Integrante da nova e talentosa geração de escritores gaúchos, Carol Bensimon (Porto Alegre, 1982) cativa e envolve o leitor com as três histórias de Pó de parede (Não Editora, 2015). Uma antologia do conto brasileiro atual não pode ficar sem “Capitão Capivara”, em que uma jovem escritora diverte crianças num hotel de luxo, nas montanhas, em busca de histórias para escrever. Nesse trabalho temporário cruciante, encontra um escritor “corrompido”, que ganha a hospedagem e fatura alto ao incluir o hotel em seus best-sellers. Elo entre os dois, o homem que faz a limpeza da piscina com uma rede na ponta de um cano comprido (“parece estar caçando borboletas”). Carol tem o mérito de falar de angústia, desencontro, injustiça, falsidade etc. num texto límpido, sereno, quase silencioso, como o que se vê das janelas do hotel. No fim, a busca continua. Primoroso, belíssimo conto.

A produção de histórias curtas da chilena naturalizada brasileira Carola Saavedra (Santiago, 1973; vive no Rio) estará bem representada numa antologia com o texto “Convivência”, de Liberdade até agora (coletânea organizada por Eduardo Coelho e Marcio Debellian, Mobile, 2011). Nele, um personagem, irreverente, se materializa ao lado de uma escritora diante do computador e a aconselha a trabalhar e beber menos e cuidar mais da saúde e da vida afetiva. Um diálogo ágil e inquietante que todo escritor já deve ter mantido consigo mesmo.
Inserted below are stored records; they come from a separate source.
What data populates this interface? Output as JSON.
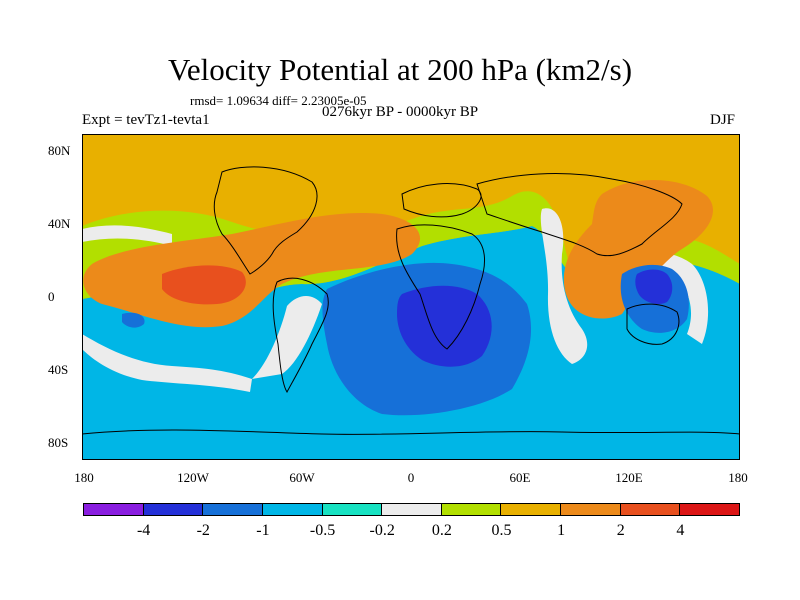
{
  "title": "Velocity Potential at 200 hPa (km2/s)",
  "stats": "rmsd= 1.09634 diff= 2.23005e-05",
  "period": "0276kyr BP - 0000kyr BP",
  "experiment": "Expt = tevTz1-tevta1",
  "season": "DJF",
  "x_ticks": [
    "180",
    "120W",
    "60W",
    "0",
    "60E",
    "120E",
    "180"
  ],
  "y_ticks": [
    "80N",
    "40N",
    "0",
    "40S",
    "80S"
  ],
  "colorbar": {
    "colors": [
      "#8a1ee0",
      "#2430d8",
      "#1670d8",
      "#00b6e6",
      "#18e2c2",
      "#ececec",
      "#b2df00",
      "#e8b000",
      "#ec8a1a",
      "#e8501e",
      "#dc1616"
    ],
    "labels": [
      "-4",
      "-2",
      "-1",
      "-0.5",
      "-0.2",
      "0.2",
      "0.5",
      "1",
      "2",
      "4"
    ]
  },
  "palette": {
    "orange_dark": "#ec8a1a",
    "red_orange": "#e8501e",
    "gold": "#e8b000",
    "yellow_green": "#b2df00",
    "white": "#ececec",
    "aqua": "#18e2c2",
    "cyan": "#00b6e6",
    "blue_mid": "#1670d8",
    "blue_deep": "#2430d8"
  }
}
Pelo menos dois textos de Coração aos pulos (Record, 2001), de Carlos Herculano Lopes (Coluna, MG, 1956; vive em Belo Horizonte), o conto-título, dolorosa relação pai-filho, e “O homem e seu pai”, homenagem ao poeta Drummond, merecem figurar numa antologia dos anos 2000. e Texas

Em seu livro de estreia, Sem vista para o mar (Edith, 2014), Carol Rodrigues (Rio de Janeiro, 1985; vive em São Paulo) se mostra não como promessa, mas já realidade. O volume está repleto de contos antológicos, como “Teorias do eriço”, “Penélope e a roda” e “Mão sem linha”. Com linguagem e sintaxe originalíssimas, uma festa de sonoridade e ritmo, Carol surpreende e encanta com suas histórias ricas em frases sutis e fino humor. Exemplos em “Teorias do eriço”: “E aí que me greta garbo e a janela aberta faz perigo. Entra um passarinho. Amigo? No escuro não dá pra ver. Pois faz que rodopia as bananas tão caras que me deixam aqui e aí que é morcego”. […] “Acorda corpo. Desencolho então. Desenfrio então”. Em “Mão sem linha”: “Cavuca fundo Claudinha e deixa cavucar a mão sem fim. A mão gordinha segue um destino e faz tão bem o trabalho e tão quieta que os minutos são só interrompidos quando um grito”. De “Penépole e a roda”: “Abre a boca uns mil dentes ela espera o som da morte o som da fome mas o som virou outra força”.

Dos vários contos antológicos de Faróis estrábicos na noite (Bertrand Brasil, 2009), de Cecilia Prada (Bragança Paulista, 1929; vive em Campinas), dois merecem destaque, “Olho e serpente” e “Mulher e peixe”. No primeiro, uma minuciosa, poética e dolorosa radiografia da Rua Augusta, em São Paulo (“O rio de lava acesa lá embaixo é o rio de Heráclito”), observada pela narradora idosa de seu apartamento no sétimo andar e pelo Olho d’Ele. No outro, o solitário e doído diálogo de uma velha com o peixe dourado Zé, de um olho só, um “quadro na parede deslavada”.  O livro tem artística e original capa de Raul Fernandes, com foto tátil de um limão marrom cortado no equador, o “limão atômico” do conto “Os tambores do juízo final”, registro e ficção do anúncio do bloqueio de Cuba por John Kennedy em 1962 e de outros fatos históricos mundiais.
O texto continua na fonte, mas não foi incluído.